A "trierarch" oversaw the ship and funded the voyage. "He is the Steinbrenner of the deal," says Mr. Hirschler, who notes that in ancient times, the trierarch would seek to poach better rowers through an active free-agent system. "The Athenians rapidly became the Yankees," he says.
Controversy still surrounds the design of the ships. The word trireme comes from three and "remus," meaning oar. But "how these oars were arranged was the big puzzle," says Mr. Weiskittel. "Three what? Three levels? Three men to an oar? Something else entirely?"
Trireme fans can be an impassioned bunch. In 1975, an article in the The Times of London suggested triremes had been powered primarily by sails. Others vehemently disagreed, setting off one of the longest letter-writing exchanges in the newspaper's history, as engineers, rowers, and classicists poured in their opinions, arguing over possible speeds and the number of levels in the ship.
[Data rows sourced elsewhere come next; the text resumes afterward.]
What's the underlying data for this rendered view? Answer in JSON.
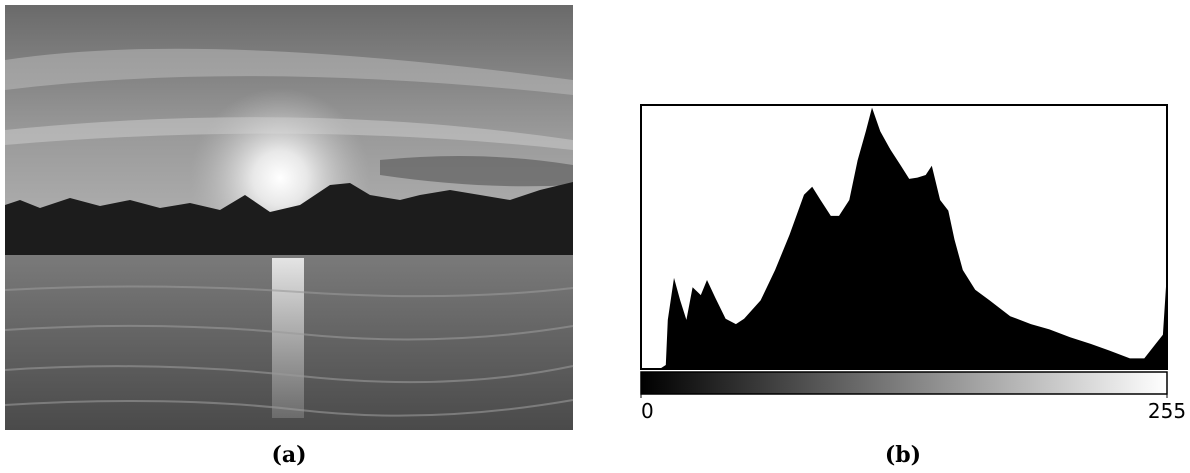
{
  "photo": {
    "caption": "(a)"
  },
  "chart_data": {
    "type": "area",
    "caption": "(b)",
    "color": "#000000",
    "xlim": [
      0,
      255
    ],
    "xticks": [
      0,
      255
    ],
    "ylim": [
      0,
      100
    ],
    "x": [
      0,
      9,
      12,
      13,
      16,
      19,
      22,
      25,
      29,
      32,
      36,
      41,
      46,
      50,
      58,
      65,
      72,
      79,
      83,
      87,
      92,
      96,
      101,
      105,
      109,
      112,
      116,
      121,
      126,
      130,
      134,
      138,
      141,
      145,
      149,
      152,
      156,
      162,
      169,
      179,
      189,
      198,
      208,
      218,
      227,
      237,
      244,
      249,
      253,
      255,
      255
    ],
    "values": [
      0,
      0,
      1.5,
      18.6,
      34.5,
      26,
      18.6,
      31,
      28,
      33.7,
      27,
      19,
      17,
      19,
      26,
      37.5,
      50.8,
      66,
      69,
      64,
      58,
      58,
      64,
      79,
      90,
      99,
      90,
      83,
      77,
      72,
      72.5,
      73.5,
      77,
      64,
      60,
      49,
      37.5,
      30,
      26,
      20,
      17,
      15,
      12,
      9.5,
      7,
      4,
      4,
      9,
      13,
      37,
      0
    ]
  }
}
The debate continues. This month, John Hale, director of liberal studies at the University of Louisville and himself a rower, presented a paper to the Archaeological Institute of America, arguing the Olympias is "quite different" from the triremes of ancient Greece.
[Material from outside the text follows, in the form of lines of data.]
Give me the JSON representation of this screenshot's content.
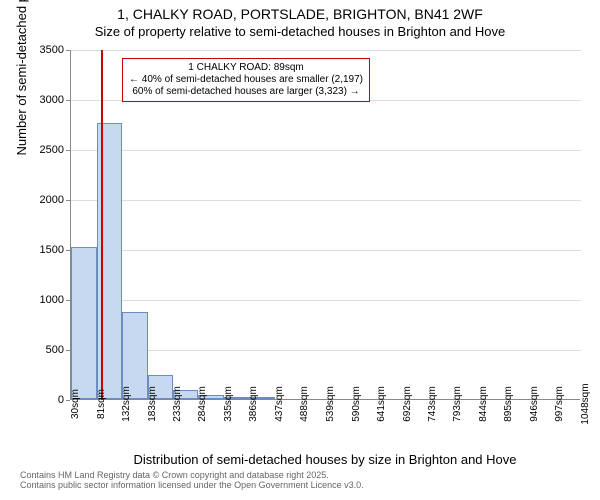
{
  "chart": {
    "type": "histogram",
    "title_main": "1, CHALKY ROAD, PORTSLADE, BRIGHTON, BN41 2WF",
    "title_sub": "Size of property relative to semi-detached houses in Brighton and Hove",
    "title_fontsize_main": 14,
    "title_fontsize_sub": 13,
    "ylabel": "Number of semi-detached properties",
    "xlabel": "Distribution of semi-detached houses by size in Brighton and Hove",
    "label_fontsize": 13,
    "tick_fontsize": 11,
    "background_color": "#ffffff",
    "grid_color": "#dddddd",
    "axis_color": "#888888",
    "bar_fill": "#c7d9f0",
    "bar_stroke": "#6c8ebf",
    "ref_line_color": "#cc0000",
    "ref_line_x": 89,
    "xlim": [
      30,
      1048
    ],
    "ylim": [
      0,
      3500
    ],
    "ytick_step": 500,
    "yticks": [
      0,
      500,
      1000,
      1500,
      2000,
      2500,
      3000,
      3500
    ],
    "xticks": [
      30,
      81,
      132,
      183,
      233,
      284,
      335,
      386,
      437,
      488,
      539,
      590,
      641,
      692,
      743,
      793,
      844,
      895,
      946,
      997,
      1048
    ],
    "xtick_unit": "sqm",
    "bar_width_data": 50.9,
    "bars": [
      {
        "x0": 30,
        "y": 1520
      },
      {
        "x0": 81,
        "y": 2760
      },
      {
        "x0": 132,
        "y": 870
      },
      {
        "x0": 183,
        "y": 240
      },
      {
        "x0": 233,
        "y": 90
      },
      {
        "x0": 284,
        "y": 40
      },
      {
        "x0": 335,
        "y": 18
      },
      {
        "x0": 386,
        "y": 10
      }
    ],
    "annotation": {
      "line1": "1 CHALKY ROAD: 89sqm",
      "line2": "← 40% of semi-detached houses are smaller (2,197)",
      "line3": "60% of semi-detached houses are larger (3,323) →",
      "border_color": "#cc0000",
      "fontsize": 10
    },
    "footer": {
      "line1": "Contains HM Land Registry data © Crown copyright and database right 2025.",
      "line2": "Contains public sector information licensed under the Open Government Licence v3.0.",
      "color": "#666666",
      "fontsize": 9
    }
  }
}
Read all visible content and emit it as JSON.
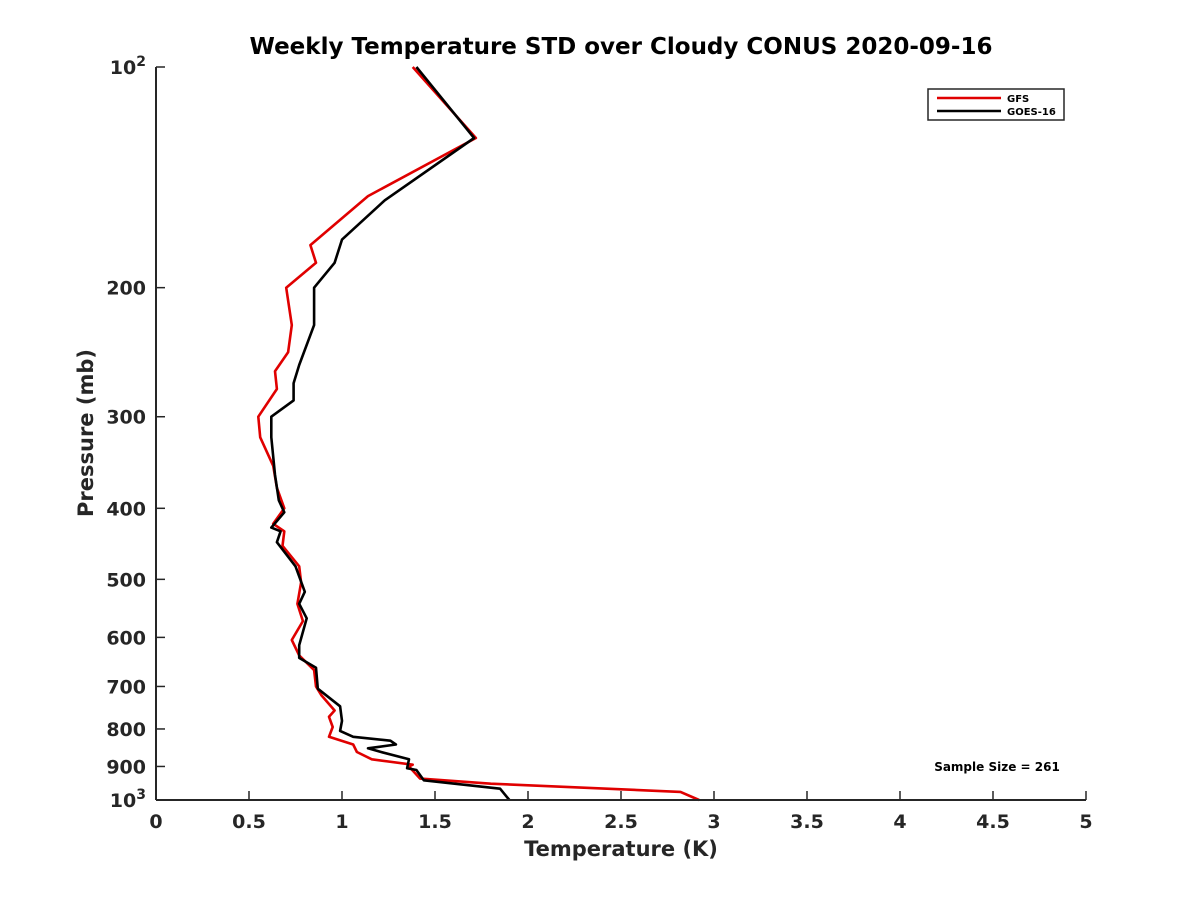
{
  "chart_data": {
    "type": "line",
    "title": "Weekly Temperature STD over Cloudy CONUS 2020-09-16",
    "xlabel": "Temperature (K)",
    "ylabel": "Pressure (mb)",
    "xlim": [
      0,
      5
    ],
    "ylim": [
      100,
      1000
    ],
    "y_scale": "log",
    "y_reversed": true,
    "grid": false,
    "legend_position": "top-right",
    "x_ticks": [
      0,
      0.5,
      1,
      1.5,
      2,
      2.5,
      3,
      3.5,
      4,
      4.5,
      5
    ],
    "x_tick_labels": [
      "0",
      "0.5",
      "1",
      "1.5",
      "2",
      "2.5",
      "3",
      "3.5",
      "4",
      "4.5",
      "5"
    ],
    "y_ticks": [
      100,
      200,
      300,
      400,
      500,
      600,
      700,
      800,
      900,
      1000
    ],
    "y_tick_labels": [
      {
        "base": "10",
        "exp": "2"
      },
      {
        "base": "200",
        "exp": ""
      },
      {
        "base": "300",
        "exp": ""
      },
      {
        "base": "400",
        "exp": ""
      },
      {
        "base": "500",
        "exp": ""
      },
      {
        "base": "600",
        "exp": ""
      },
      {
        "base": "700",
        "exp": ""
      },
      {
        "base": "800",
        "exp": ""
      },
      {
        "base": "900",
        "exp": ""
      },
      {
        "base": "10",
        "exp": "3"
      }
    ],
    "annotation": "Sample Size = 261",
    "series": [
      {
        "name": "GFS",
        "color": "#e00000",
        "points": [
          [
            1.38,
            100
          ],
          [
            1.72,
            125
          ],
          [
            1.14,
            150
          ],
          [
            0.83,
            175
          ],
          [
            0.86,
            185
          ],
          [
            0.7,
            200
          ],
          [
            0.73,
            225
          ],
          [
            0.71,
            245
          ],
          [
            0.64,
            260
          ],
          [
            0.65,
            275
          ],
          [
            0.55,
            300
          ],
          [
            0.56,
            320
          ],
          [
            0.63,
            350
          ],
          [
            0.65,
            375
          ],
          [
            0.69,
            400
          ],
          [
            0.63,
            420
          ],
          [
            0.69,
            430
          ],
          [
            0.68,
            450
          ],
          [
            0.77,
            480
          ],
          [
            0.78,
            505
          ],
          [
            0.76,
            540
          ],
          [
            0.79,
            570
          ],
          [
            0.73,
            605
          ],
          [
            0.77,
            635
          ],
          [
            0.85,
            665
          ],
          [
            0.86,
            700
          ],
          [
            0.89,
            720
          ],
          [
            0.96,
            755
          ],
          [
            0.93,
            770
          ],
          [
            0.95,
            795
          ],
          [
            0.93,
            820
          ],
          [
            1.06,
            840
          ],
          [
            1.08,
            860
          ],
          [
            1.16,
            880
          ],
          [
            1.38,
            895
          ],
          [
            1.36,
            900
          ],
          [
            1.42,
            935
          ],
          [
            1.8,
            950
          ],
          [
            2.82,
            975
          ],
          [
            2.92,
            1000
          ]
        ]
      },
      {
        "name": "GOES-16",
        "color": "#000000",
        "points": [
          [
            1.4,
            100
          ],
          [
            1.71,
            125
          ],
          [
            1.23,
            152
          ],
          [
            1.0,
            172
          ],
          [
            0.96,
            185
          ],
          [
            0.85,
            200
          ],
          [
            0.85,
            225
          ],
          [
            0.77,
            255
          ],
          [
            0.74,
            270
          ],
          [
            0.74,
            285
          ],
          [
            0.62,
            300
          ],
          [
            0.62,
            320
          ],
          [
            0.64,
            360
          ],
          [
            0.66,
            390
          ],
          [
            0.69,
            405
          ],
          [
            0.62,
            425
          ],
          [
            0.67,
            430
          ],
          [
            0.65,
            445
          ],
          [
            0.75,
            480
          ],
          [
            0.8,
            520
          ],
          [
            0.77,
            540
          ],
          [
            0.81,
            565
          ],
          [
            0.77,
            615
          ],
          [
            0.77,
            640
          ],
          [
            0.86,
            660
          ],
          [
            0.87,
            705
          ],
          [
            0.99,
            745
          ],
          [
            1.0,
            780
          ],
          [
            0.99,
            805
          ],
          [
            1.06,
            820
          ],
          [
            1.26,
            830
          ],
          [
            1.29,
            840
          ],
          [
            1.14,
            850
          ],
          [
            1.21,
            860
          ],
          [
            1.36,
            880
          ],
          [
            1.35,
            905
          ],
          [
            1.4,
            910
          ],
          [
            1.44,
            940
          ],
          [
            1.85,
            965
          ],
          [
            1.9,
            1000
          ]
        ]
      }
    ]
  }
}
Based on his interpretation of evidence, he says the classical ship had only a single mast (the Olympias has two), lighter construction and possibly oars of different lengths.
Despite what he considers its flaws, the reconstruction "is a great achievement," Mr. Hale says. He first encountered the Olympias when it was no more than a section of a ship erected on the lawn of its creator, Cambridge classicist John Morrison. "The oars were pulled through water in a circular plastic swimming pool," he says.
The ship "has had a major impact on the study of Greek history," Mr. Hale says.
Barry Strauss, chairman of the history department at Cornell University, agrees. He has visited the trireme several times for his research—and found it "hot and cramped" and "stinky." He is also a rower, and would jump at the opportunity to join the crew.
"If they gave me the chance to do it," he says, "I wouldn't miss it for anything."
Mr. Hirschler is hoping to recruit an elite crew that can approximate the Athenian feats.
"Ideally you would get 170 fitness fanatics," he says. "I look at [the ship] as a human-powered, waterborne missile that can operate like a jet boat."